Brexit to blame? Champagne shipments down by 11%

Richard Woodard

20 March 2018

Champagne shipments to the UK slumped last year, with volumes down 11% and revenues falling by nearly 6%, official figures from the Comité Champagne show.

The declines, largely blamed on the post-Brexit vote fall in the value of the pound, follow another poor year in 2016, when shipments declined 8.7% by volume and 14% by value.

One leading player in the market told Imbibe that it had lost 500,000 bottles in sales in the UK over the past few years, adding: ‘The UK has become a very hard place to sell large amounts of champagne.’

Christopher Cooper, director of wine consultancy and communication business Drinkonomics, said champagne was ‘struggling to justify’ continued price increases in the face of rising competition from prosecco, English sparkling, Franciacorta, New World and regional French sparkling wines.

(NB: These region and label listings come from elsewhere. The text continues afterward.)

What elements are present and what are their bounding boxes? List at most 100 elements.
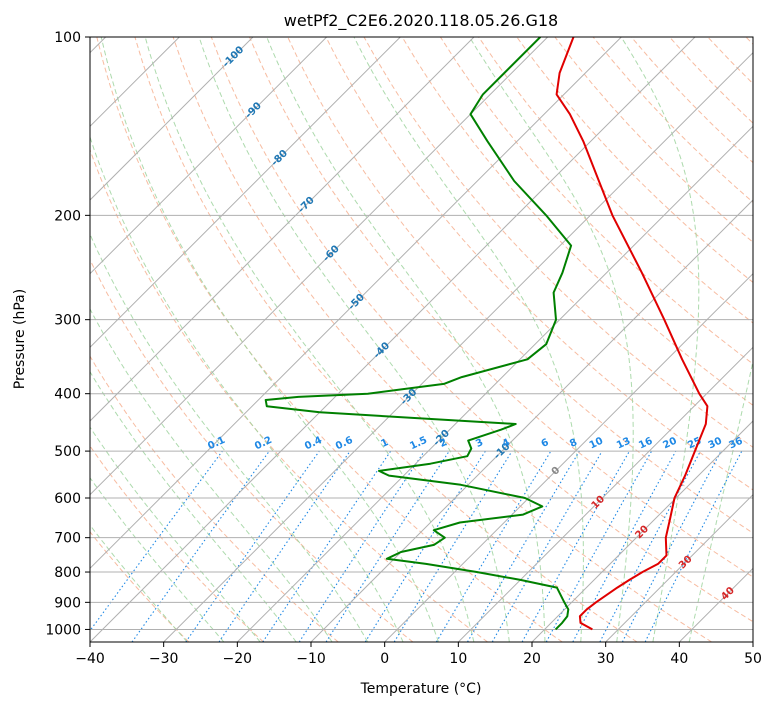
dry-adiabat: [90, 258, 414, 642]
dry-adiabat: [401, 37, 753, 406]
moist-adiabat: [100, 37, 439, 642]
x-tick-label: −30: [149, 651, 179, 667]
dry-adiabat: [90, 531, 190, 642]
dry-adiabat: [249, 37, 753, 578]
moist-adiabat: [353, 37, 584, 642]
mixing-ratio-line: [262, 450, 392, 642]
dewpoint-profile: [264, 37, 573, 631]
mixing-ratio-label: 8: [568, 437, 579, 450]
moist-adiabat: [90, 232, 369, 642]
moist-adiabat: [620, 37, 700, 642]
mixing-ratio-label: 13: [615, 436, 632, 452]
isotherm-label: -80: [269, 148, 290, 169]
mixing-ratio-label: 36: [727, 436, 744, 452]
profiles: [264, 37, 709, 631]
mixing-ratio-line: [90, 450, 223, 632]
isotherm: [90, 37, 696, 642]
mixing-ratio-line: [131, 450, 270, 642]
mixing-ratio-label: 2: [438, 437, 449, 450]
isotherm-label: 10: [590, 494, 608, 512]
moist-adiabat: [90, 426, 261, 642]
y-tick-label: 300: [54, 313, 81, 329]
plot-frame: [89, 36, 754, 643]
moist-adiabat: [90, 308, 333, 642]
y-tick-label: 100: [54, 30, 81, 46]
mixing-ratio-label: 3: [474, 437, 485, 450]
isotherm: [90, 37, 328, 275]
isotherm: [678, 567, 753, 642]
isotherm: [605, 493, 753, 642]
moist-adiabat: [144, 37, 475, 642]
mixing-ratio-line: [185, 450, 320, 642]
x-tick-label: −40: [75, 651, 105, 667]
mixing-ratio-line: [644, 450, 743, 642]
x-axis-title: Temperature (°C): [360, 681, 482, 697]
y-tick-label: 200: [54, 208, 81, 224]
y-axis-title: Pressure (hPa): [12, 289, 28, 389]
mixing-ratio-line: [599, 450, 701, 642]
isotherm-label: 30: [677, 554, 695, 572]
y-tick-label: 500: [54, 444, 81, 460]
y-tick-label: 600: [54, 491, 81, 507]
mixing-ratio-line: [572, 450, 677, 642]
temperature-profile: [555, 37, 709, 631]
chart-title: wetPf2_C2E6.2020.118.05.26.G18: [284, 11, 558, 31]
dry-adiabat: [287, 37, 753, 534]
mixing-ratio-line: [393, 450, 513, 642]
grid-lines: [90, 37, 753, 642]
isotherm: [163, 51, 753, 642]
mixing-ratio-line: [325, 450, 450, 642]
y-tick-label: 400: [54, 387, 81, 403]
dry-adiabat: [90, 355, 339, 642]
isotherm-label: 0: [550, 465, 563, 478]
moist-adiabat: [90, 476, 225, 642]
mixing-ratio-line: [218, 450, 351, 642]
mixing-ratio-line: [435, 450, 552, 642]
isotherm: [236, 125, 753, 642]
isotherm-label: -100: [221, 44, 247, 70]
moist-adiabat: [90, 524, 188, 642]
y-axis: 100 200 300 400 500 600 700 800 900 1000: [45, 30, 90, 638]
dry-adiabat: [439, 37, 753, 365]
isotherm-label: -70: [296, 195, 317, 216]
mixing-ratio-label: 0.6: [334, 435, 355, 452]
dry-adiabat: [592, 37, 753, 203]
isotherm: [457, 346, 753, 642]
y-tick-label: 1000: [45, 622, 81, 638]
x-tick-label: 0: [380, 651, 389, 667]
moist-adiabat: [266, 37, 546, 642]
mixing-ratio-label: 0.4: [303, 435, 324, 452]
mixing-ratio-label: 30: [707, 436, 724, 452]
x-tick-label: 50: [744, 651, 762, 667]
mixing-ratio-label: 20: [661, 436, 678, 452]
x-tick-label: 10: [449, 651, 467, 667]
isotherm: [531, 420, 753, 642]
x-tick-label: 40: [670, 651, 688, 667]
mixing-ratio-line: [521, 450, 630, 642]
mixing-ratio-label: 1.5: [408, 435, 429, 452]
mixing-ratio-line: [298, 450, 425, 642]
mixing-ratio-line: [545, 450, 653, 642]
y-tick-label: 800: [54, 565, 81, 581]
x-tick-label: −10: [296, 651, 326, 667]
y-tick-label: 900: [54, 595, 81, 611]
mixing-ratio-label: 1: [379, 437, 390, 450]
dry-adiabat: [516, 37, 753, 284]
mixing-ratio-label: 0.2: [253, 435, 274, 452]
dry-adiabat: [96, 37, 563, 642]
moist-adiabat: [90, 135, 404, 642]
dry-adiabat: [707, 37, 753, 85]
isotherm: [90, 37, 401, 349]
dry-adiabat: [90, 148, 488, 642]
background-lines: [90, 37, 753, 642]
dry-adiabat: [745, 37, 753, 45]
x-axis: −40 −30 −20 −10 0 10 20 30 40 50: [75, 642, 762, 667]
dry-adiabat: [363, 37, 753, 448]
y-tick-label: 700: [54, 531, 81, 547]
x-tick-label: −20: [223, 651, 253, 667]
mixing-ratio-label: 6: [540, 437, 551, 450]
isotherm: [90, 37, 549, 496]
mixing-ratio-label: 10: [588, 436, 605, 452]
dry-adiabat: [172, 37, 712, 642]
isotherm: [384, 272, 753, 642]
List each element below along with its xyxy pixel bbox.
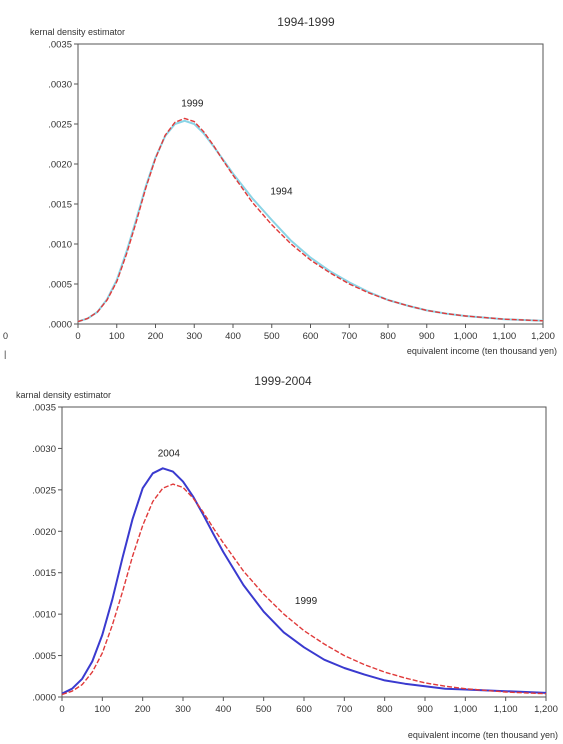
chart-1999-2004: 1999-2004 karnal density estimator .0000…: [16, 374, 558, 740]
y-ticks: .0000 .0005 .0010 .0015 .0020 .0025 .0030 .0035: [48, 40, 78, 331]
margin-mark: |: [4, 349, 6, 359]
x-tick-label: 500: [256, 704, 272, 715]
x-tick-label: 200: [148, 331, 164, 342]
x-tick-label: 700: [336, 704, 352, 715]
margin-mark: 0: [3, 331, 8, 341]
x-ticks: 0 100 200 300 400 500 600 700 800 900 1,000 1,100 1,…: [59, 697, 558, 715]
x-tick-label: 400: [215, 704, 231, 715]
x-tick-label: 1,200: [531, 331, 555, 342]
x-tick-label: 0: [59, 704, 64, 715]
series-line-1999: [77, 117, 544, 323]
x-tick-label: 300: [175, 704, 191, 715]
x-tick-label: 500: [264, 331, 280, 342]
x-tick-label: 900: [419, 331, 435, 342]
y-tick-label: .0025: [32, 485, 56, 496]
series-line-2004: [61, 467, 547, 695]
series-annotation: 2004: [158, 449, 181, 460]
y-tick-label: .0000: [32, 693, 56, 704]
series-annotation: 1999: [181, 98, 204, 109]
y-tick-label: .0010: [48, 240, 72, 251]
x-tick-label: 800: [377, 704, 393, 715]
chart-title: 1994-1999: [277, 15, 335, 29]
series-line-1999: [61, 483, 547, 696]
y-tick-label: .0035: [32, 403, 56, 414]
y-tick-label: .0015: [32, 568, 56, 579]
x-tick-label: 1,000: [454, 331, 478, 342]
y-tick-label: .0015: [48, 200, 72, 211]
series-annotation: 1994: [270, 186, 293, 197]
x-tick-label: 1,100: [492, 331, 516, 342]
y-tick-label: .0000: [48, 320, 72, 331]
x-tick-label: 600: [296, 704, 312, 715]
x-tick-label: 800: [380, 331, 396, 342]
x-axis-label: equivalent income (ten thousand yen): [408, 730, 558, 740]
y-tick-label: .0010: [32, 610, 56, 621]
x-tick-label: 600: [303, 331, 319, 342]
x-tick-label: 300: [186, 331, 202, 342]
y-ticks: .0000 .0005 .0010 .0015 .0020 .0025 .0030 .0035: [32, 403, 62, 704]
plot-frame: [61, 406, 547, 698]
y-tick-label: .0020: [48, 160, 72, 171]
x-axis-label: equivalent income (ten thousand yen): [407, 346, 557, 356]
series-lines: [61, 467, 547, 696]
x-tick-label: 100: [109, 331, 125, 342]
x-tick-label: 200: [135, 704, 151, 715]
x-tick-label: 0: [75, 331, 80, 342]
x-tick-label: 100: [94, 704, 110, 715]
x-tick-label: 1,200: [534, 704, 558, 715]
x-ticks: 0 100 200 300 400 500 600 700 800 900 1,000 1,100 1,…: [75, 324, 555, 342]
y-tick-label: .0005: [32, 651, 56, 662]
y-tick-label: .0030: [48, 80, 72, 91]
x-tick-label: 900: [417, 704, 433, 715]
annotations: 1999 1994: [181, 98, 293, 197]
y-tick-label: .0030: [32, 444, 56, 455]
y-tick-label: .0005: [48, 280, 72, 291]
y-axis-label: karnal density estimator: [16, 390, 111, 400]
y-tick-label: .0020: [32, 527, 56, 538]
y-tick-label: .0025: [48, 120, 72, 131]
x-tick-label: 700: [341, 331, 357, 342]
y-axis-label: kernal density estimator: [30, 27, 125, 37]
x-tick-label: 1,100: [494, 704, 518, 715]
chart-title: 1999-2004: [254, 374, 312, 388]
series-lines: [77, 117, 544, 323]
x-tick-label: 400: [225, 331, 241, 342]
annotations: 2004 1999: [158, 449, 318, 607]
chart-1994-1999: 1994-1999 kernal density estimator .0000…: [30, 15, 557, 356]
series-annotation: 1999: [295, 596, 318, 607]
x-tick-label: 1,000: [453, 704, 477, 715]
plot-frame: [77, 43, 544, 325]
y-tick-label: .0035: [48, 40, 72, 51]
series-line-1994: [77, 119, 544, 323]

‘I think we all understand the pressures of the pound in Europe and the influence of Brexit, but recent increases are going above and beyond what is generally acceptable,' he said.

‘Equally, consumers are increasingly seeing retailers like Lidl offering champagne at £9.99, and struggling to justify to themselves paying the same price for a glass in a bar or a restaurant.

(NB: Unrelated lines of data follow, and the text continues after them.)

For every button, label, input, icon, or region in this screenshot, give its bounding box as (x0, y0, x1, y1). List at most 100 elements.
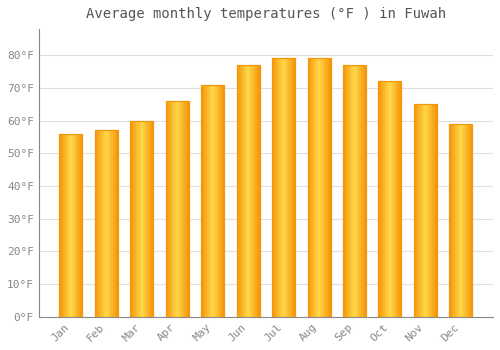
Bar (316, 58, 317, 317)
Bar (284, 58, 285, 317)
Bar (451, 124, 452, 317)
Bar (60, 134, 61, 317)
Bar (105, 131, 106, 317)
Bar (256, 65, 258, 317)
Bar (169, 101, 170, 317)
Bar (250, 65, 252, 317)
Bar (323, 58, 324, 317)
Bar (378, 81, 402, 317)
Bar (357, 65, 358, 317)
Bar (390, 81, 392, 317)
Bar (222, 85, 224, 317)
Bar (108, 131, 110, 317)
Bar (309, 58, 310, 317)
Bar (278, 58, 279, 317)
Bar (101, 131, 102, 317)
Bar (432, 104, 433, 317)
Bar (353, 65, 354, 317)
Bar (450, 124, 472, 317)
Bar (389, 81, 390, 317)
Bar (276, 58, 278, 317)
Bar (461, 124, 462, 317)
Bar (242, 65, 243, 317)
Bar (468, 124, 469, 317)
Bar (308, 58, 330, 317)
Bar (205, 85, 206, 317)
Bar (95, 131, 118, 317)
Bar (433, 104, 434, 317)
Bar (68, 134, 70, 317)
Bar (176, 101, 178, 317)
Bar (313, 58, 314, 317)
Bar (75, 134, 76, 317)
Bar (421, 104, 422, 317)
Bar (117, 131, 118, 317)
Bar (344, 65, 346, 317)
Bar (272, 58, 273, 317)
Bar (166, 101, 189, 317)
Bar (111, 131, 112, 317)
Bar (364, 65, 366, 317)
Bar (288, 58, 289, 317)
Bar (152, 121, 154, 317)
Bar (78, 134, 80, 317)
Bar (458, 124, 460, 317)
Bar (347, 65, 348, 317)
Bar (286, 58, 288, 317)
Bar (115, 131, 116, 317)
Bar (382, 81, 383, 317)
Bar (148, 121, 149, 317)
Bar (450, 124, 451, 317)
Bar (294, 58, 295, 317)
Bar (67, 134, 68, 317)
Bar (65, 134, 66, 317)
Bar (343, 65, 366, 317)
Bar (172, 101, 174, 317)
Bar (452, 124, 453, 317)
Bar (317, 58, 318, 317)
Bar (396, 81, 397, 317)
Bar (308, 58, 330, 317)
Bar (426, 104, 427, 317)
Bar (359, 65, 360, 317)
Bar (276, 58, 277, 317)
Bar (379, 81, 380, 317)
Bar (76, 134, 77, 317)
Bar (130, 121, 154, 317)
Bar (81, 134, 82, 317)
Bar (174, 101, 175, 317)
Bar (215, 85, 216, 317)
Bar (272, 58, 295, 317)
Bar (470, 124, 471, 317)
Bar (399, 81, 400, 317)
Bar (204, 85, 205, 317)
Bar (283, 58, 284, 317)
Bar (400, 81, 401, 317)
Bar (206, 85, 208, 317)
Bar (290, 58, 292, 317)
Bar (327, 58, 328, 317)
Bar (184, 101, 185, 317)
Bar (130, 121, 154, 317)
Bar (280, 58, 281, 317)
Bar (140, 121, 141, 317)
Bar (354, 65, 356, 317)
Bar (98, 131, 100, 317)
Bar (350, 65, 352, 317)
Bar (434, 104, 436, 317)
Bar (254, 65, 255, 317)
Bar (171, 101, 172, 317)
Bar (188, 101, 189, 317)
Bar (464, 124, 466, 317)
Bar (114, 131, 115, 317)
Bar (466, 124, 467, 317)
Bar (454, 124, 456, 317)
Bar (462, 124, 463, 317)
Bar (236, 65, 260, 317)
Bar (70, 134, 71, 317)
Bar (422, 104, 423, 317)
Bar (320, 58, 322, 317)
Bar (212, 85, 213, 317)
Bar (180, 101, 181, 317)
Bar (378, 81, 402, 317)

‘For this reason, I believe champagne is really going to struggle over the next few years in the UK, and especially so outside of London.’

Françoise Peretti, director of the UK Champagne Bureau, said the main reason for the decline was the reduced number of supermarket discounts on champagne.

‘Champagne's on-trade performance is robust, with 35%-plus of champagne being consumed in this sector and the UK on-trade remains a strong driver for champagne,’ she said.

Anecdotal evidence suggests that champagne has been mainly impacted at the volume end of the on-trade, where competition from rivals, such as prosecco and English sparkling, is more direct.

Earlier this year, pub group Fullers said its decision to replace house champagnes with English sparkling wines had paid off, resulting in a 50% gain in sparkling wine sales at that price level, and a five-fold surge in sales of English sparkling.

However, the upper end of the market appears to have suffered less impact. Hakkasan Group’s Christine Parkinson said the company was ‘not experiencing too much difficulty’ with champagne sales.

She added: ‘The price rises coming through at the moment are not comfortable, however, and in some cases we are taking a smaller margin, to make the selling price appealing (in fact this is helping our sales, so we are not losing out).

‘Consumer trends are often quite contradictory: many of our guests are as enthusiastic about champagne as ever, whilst others are keen to spend on non-alcoholic drinks.’